The only limit is your imagination! Bi-specific immune engagers and radiopharma are some of the biggest areas at the moment. There is also strong interest in ADCs and cell and gene therapies, especially since the approval of the VHH-based CAR-T agent ciltacabtagene autoleucel (Carvykti®) in 2022. VHHs are particularly well suited to use as intracellular antibodies (‘intrabodies’) as their high solubility and short gene length (<400 bp per unit) means they can be delivered easily in vivo with conventional viral vectors (e.g. www.nature.com/articles/s41467-022-29703-9).
VHHs are also ideal for high-volume, low-cost uses for antibodies in therapeutics, diagnostics, research reagents and more. Because of their simple structure, they can be manufactured cheaply in microbial systems such as yeast, making them ideal for industrial applications as well as cost-effective for countries with limited financial resources.
What critical drawbacks of current therapeutics are you seeking to address?
Current antibody-based therapies for cancer have produced some incredible success stories, especially immunotherapies, but only for patients who respond, and often after a battle with traumatic side effects such as cytokine release syndrome.
All too often, patients will relapse because the tumour evolves resistance to the treatment, particularly if given as a monotherapy. We are working towards generating a wider selection of safer, more effective therapies to address the needs of a greater number of patients.
How optimistic are you that the new immunotherapies will work. When do you hope to receive meaningful feedback? Could they be a genuine gamechanger?
You have to be optimistic in antibody drug development. But you also have to be scientific and go by the data. The question I always ask myself is “What is the fastest way to get to the most meaningful result?”, and that is getting as close as you can to patients as early as ethically and practically possible.
The virtual cancer patient model could be a practical and fast way to put new therapies to the test, as well as reducing animal use, and we expect to know the outcomes for our lead molecules in 2025.
We hope that the therapeutics we are developing will be the first of many on a theme, building up what’s available ‘in the drawer’ for clinicians like Harriet and Martin to offer patients. That’s where the game will change. By rapidly addressing new and exciting targets using our synthetic VHH libraries, we hope to be able to plug these into our antibody engineering platform to efficiently re-target the same machinery for many patients.

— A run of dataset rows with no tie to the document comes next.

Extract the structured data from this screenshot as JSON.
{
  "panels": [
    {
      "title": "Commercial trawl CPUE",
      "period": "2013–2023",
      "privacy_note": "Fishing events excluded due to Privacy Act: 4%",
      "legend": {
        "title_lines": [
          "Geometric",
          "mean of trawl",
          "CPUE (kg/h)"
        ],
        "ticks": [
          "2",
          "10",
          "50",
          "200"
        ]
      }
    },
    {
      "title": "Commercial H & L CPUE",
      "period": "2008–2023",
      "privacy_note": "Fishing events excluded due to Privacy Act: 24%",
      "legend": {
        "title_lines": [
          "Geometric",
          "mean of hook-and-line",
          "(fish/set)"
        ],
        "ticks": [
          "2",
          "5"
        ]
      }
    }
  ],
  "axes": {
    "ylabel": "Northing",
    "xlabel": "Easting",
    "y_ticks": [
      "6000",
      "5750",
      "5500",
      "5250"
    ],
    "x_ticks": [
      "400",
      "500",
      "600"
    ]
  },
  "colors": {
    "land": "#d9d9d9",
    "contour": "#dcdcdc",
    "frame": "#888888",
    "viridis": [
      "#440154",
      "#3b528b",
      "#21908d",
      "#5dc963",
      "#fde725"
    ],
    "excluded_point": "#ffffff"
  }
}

How do you see the sector developing in the next 10-20 years (both realistic and ‘would love to have’ scenarios)
Realistically, I think the next 10 years will be slow and that’s down to money more than anything. Developing drugs is expensive, and right now a lot of the innovation is coming from academic spin-outs or small biotech companies who are struggling to find investment.
On the other side, you have increasingly squeezed healthcare budgets that are less able to pay for big-ticket therapies. I think that leaves the door open for lower-cost drugs, such as VHH therapeutics.
One lesson from Covid that I hope the pharmaceutical industry does not forget is the power of collaboration. We saw fast-tracking and efficient knowledge-sharing to move good research along at record-breaking speed. As we all become more mindful of our climate impact, I would love to see more large-scale, collaborative efficiencies that will become increasingly necessary to create more sustainable and affordable therapies.
Isogenica are leaders in antibody discovery and engineering, developing highly versatile, small-format VHH antibodies used to construct next generation biotherapeutics for the treatment of cancer, inflammation, and other serious diseases.
VHH can be assembled to create multi-specific biotherapeutics or used to achieve targeted drug delivery as components of ADCs and cell therapies including CAR-Ts.